The omitted query is recommended but not required in this circuit. United States v. Miller, 849 F.2d 896, 897-98 (4th Cir.1988). Its absence, however, requires reversal unless the record contains information from which the district court properly could have made the determination without asking the defendant. Id.

This record contains such information. It shows that Daniel interrupted his counsel several times during the sentencing proceeding to correct his misstatements and in his allocution discussed in detail the results of his own independent research into case law regarding the sentencing of similarly situated defendants, both before and after the application of the United States Sentencing Guidelines, as well as his research into other sentences recommended by the specific probation officer who prepared his PSI. In discussing the latter, he told the court that his attorney had advised him against discussing the probation officer’s prior sentencing decisions. As the government suggests, a fair reading of the record shows that the defendant not only read the PSI but also discussed it with his counsel. Therefore we reject this claim of error.

B

Daniel also argues that the district court violated Fed.R.Crim.P. 32(c)(3)(D) by failing to append to his PSI its determination not to rely on a contested heroin equivalency figure in sentencing him. The government counters that the calculation was correct, that the figure related only to probation in this pre-Guidelines case, and that Daniel suffered no prejudice from this failure. While it’s true that the figure in question affected only Daniel’s parole classification, our holding in United States v. Miller, 871 F.2d 488, 489 (4th Cir.1989), makes clear that Rule 32(c)(3)(D)’s command is prophylactic in nature. We will remedy any failure to comply with it, whether or not the district court actually resolved the issue and whether or not any identifiable harm was suffered, but the remedy provided is simply a remand for attachment of the district court’s determination not to rely on the disputed information and transmission of the revised PSI to the Bureau of Prisons and the Parole Commission.

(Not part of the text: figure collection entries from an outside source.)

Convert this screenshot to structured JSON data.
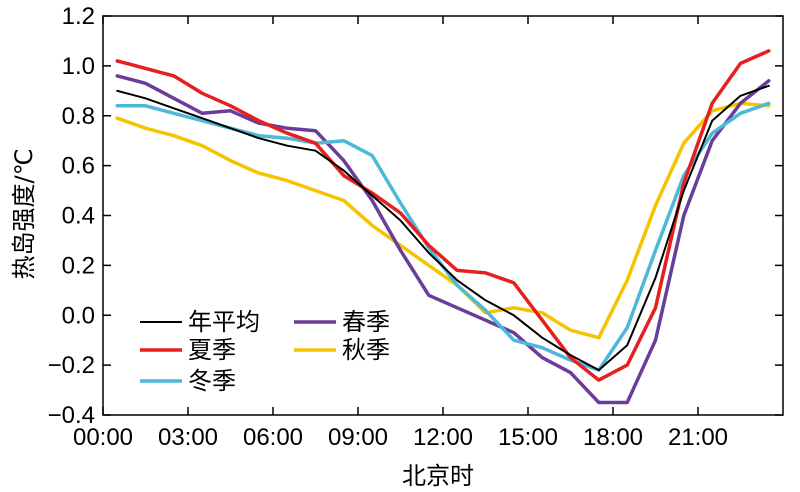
{
  "chart_data": {
    "type": "line",
    "xlabel": "北京时",
    "ylabel": "热岛强度/℃",
    "xlim": [
      0,
      24
    ],
    "ylim": [
      -0.4,
      1.2
    ],
    "x_tick_values": [
      0,
      3,
      6,
      9,
      12,
      15,
      18,
      21
    ],
    "x_tick_labels": [
      "00:00",
      "03:00",
      "06:00",
      "09:00",
      "12:00",
      "15:00",
      "18:00",
      "21:00"
    ],
    "y_tick_values": [
      -0.4,
      -0.2,
      0.0,
      0.2,
      0.4,
      0.6,
      0.8,
      1.0,
      1.2
    ],
    "y_tick_labels": [
      "−0.4",
      "−0.2",
      "0.0",
      "0.2",
      "0.4",
      "0.6",
      "0.8",
      "1.0",
      "1.2"
    ],
    "x": [
      0,
      1,
      2,
      3,
      4,
      5,
      6,
      7,
      8,
      9,
      10,
      11,
      12,
      13,
      14,
      15,
      16,
      17,
      18,
      19,
      20,
      21,
      22,
      23
    ],
    "series": [
      {
        "name": "年平均",
        "color": "#000000",
        "values": [
          0.9,
          0.87,
          0.83,
          0.79,
          0.75,
          0.71,
          0.68,
          0.66,
          0.58,
          0.48,
          0.38,
          0.25,
          0.14,
          0.06,
          0.0,
          -0.09,
          -0.16,
          -0.22,
          -0.12,
          0.15,
          0.5,
          0.78,
          0.88,
          0.92
        ]
      },
      {
        "name": "夏季",
        "color": "#e6201e",
        "values": [
          1.02,
          0.99,
          0.96,
          0.89,
          0.84,
          0.78,
          0.73,
          0.69,
          0.56,
          0.49,
          0.41,
          0.28,
          0.18,
          0.17,
          0.13,
          -0.02,
          -0.17,
          -0.26,
          -0.2,
          0.03,
          0.53,
          0.85,
          1.01,
          1.06
        ]
      },
      {
        "name": "冬季",
        "color": "#4db8d8",
        "values": [
          0.84,
          0.84,
          0.81,
          0.78,
          0.75,
          0.72,
          0.71,
          0.69,
          0.7,
          0.64,
          0.45,
          0.27,
          0.12,
          0.02,
          -0.1,
          -0.13,
          -0.18,
          -0.22,
          -0.05,
          0.26,
          0.56,
          0.73,
          0.81,
          0.85
        ]
      },
      {
        "name": "春季",
        "color": "#6a3d9a",
        "values": [
          0.96,
          0.93,
          0.87,
          0.81,
          0.82,
          0.77,
          0.75,
          0.74,
          0.62,
          0.46,
          0.26,
          0.08,
          0.03,
          -0.02,
          -0.07,
          -0.17,
          -0.23,
          -0.35,
          -0.35,
          -0.1,
          0.4,
          0.7,
          0.85,
          0.94
        ]
      },
      {
        "name": "秋季",
        "color": "#f5c400",
        "values": [
          0.79,
          0.75,
          0.72,
          0.68,
          0.62,
          0.57,
          0.54,
          0.5,
          0.46,
          0.36,
          0.28,
          0.2,
          0.12,
          0.01,
          0.03,
          0.01,
          -0.06,
          -0.09,
          0.14,
          0.44,
          0.69,
          0.82,
          0.85,
          0.84
        ]
      }
    ],
    "legend": {
      "placement": "bottom-left",
      "columns": [
        [
          "年平均",
          "夏季",
          "冬季"
        ],
        [
          "春季",
          "秋季"
        ]
      ]
    },
    "grid": false
  }
}
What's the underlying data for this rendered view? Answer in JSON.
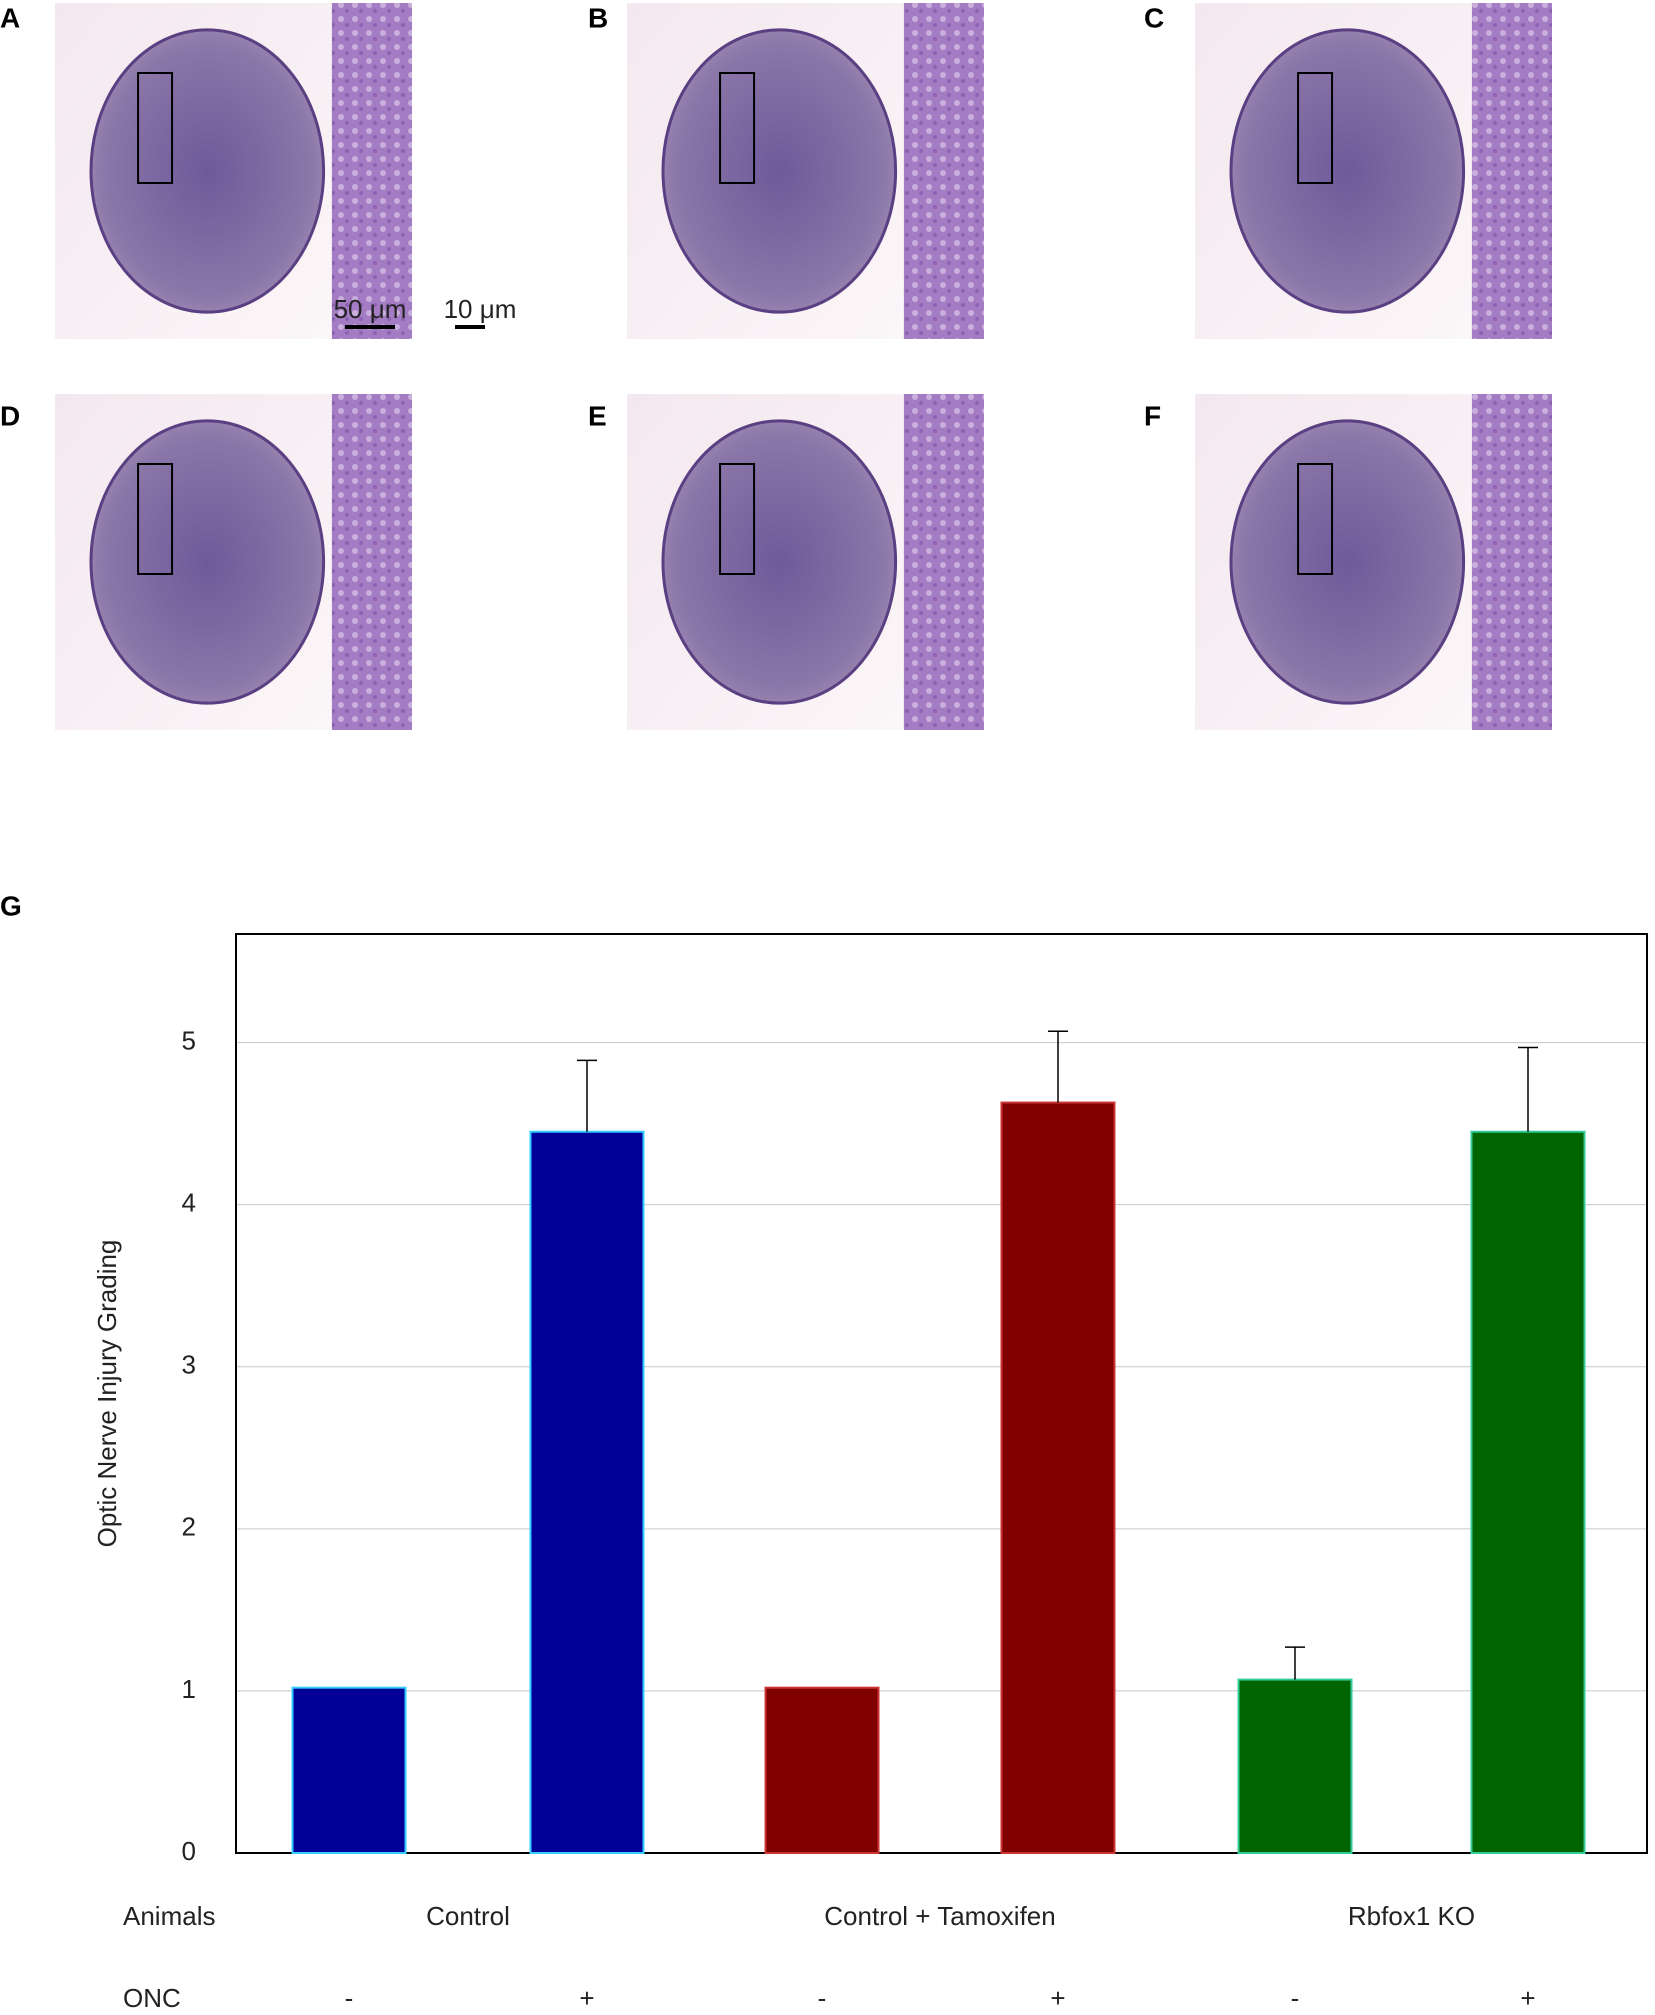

That we will order.

C

Finally, we consider Daniel’s claim that the district court improperly relied on the heroin equivalency data in sentencing. This claim’s underpinnings rest on the fact that the government argued for sentencing by analogy to the United States Sentencing Guidelines even if they did not, by their terms, apply. The district court, however, expressly disclaimed any reliance on the Guidelines and the heroin equivalency figures. It imposed a sentence in this pre-Guidelines case well under the statutory maximum and amply justified by the other considerations noted by the Assistant United States Attorney at sentencing. Accordingly, we find this third and final claim of sentencing error meritless.

VI

Having found no reversible error in Daniel’s trial or sentencing, we affirm his convictions and the sentence imposed. We remand the cause to the district court to permit emendation of the PSI in accordance with Part V.B of this opinion and the PSI’s subsequent retransmission to the proper authorities.

SO ORDERED. 
      
      . Applicability of the Guidelines was an issue at sentencing below.
     
      
      . Daniel’s claim is based on the Rule relating to crimes committed prior to November 1, 1987. It has since been amended.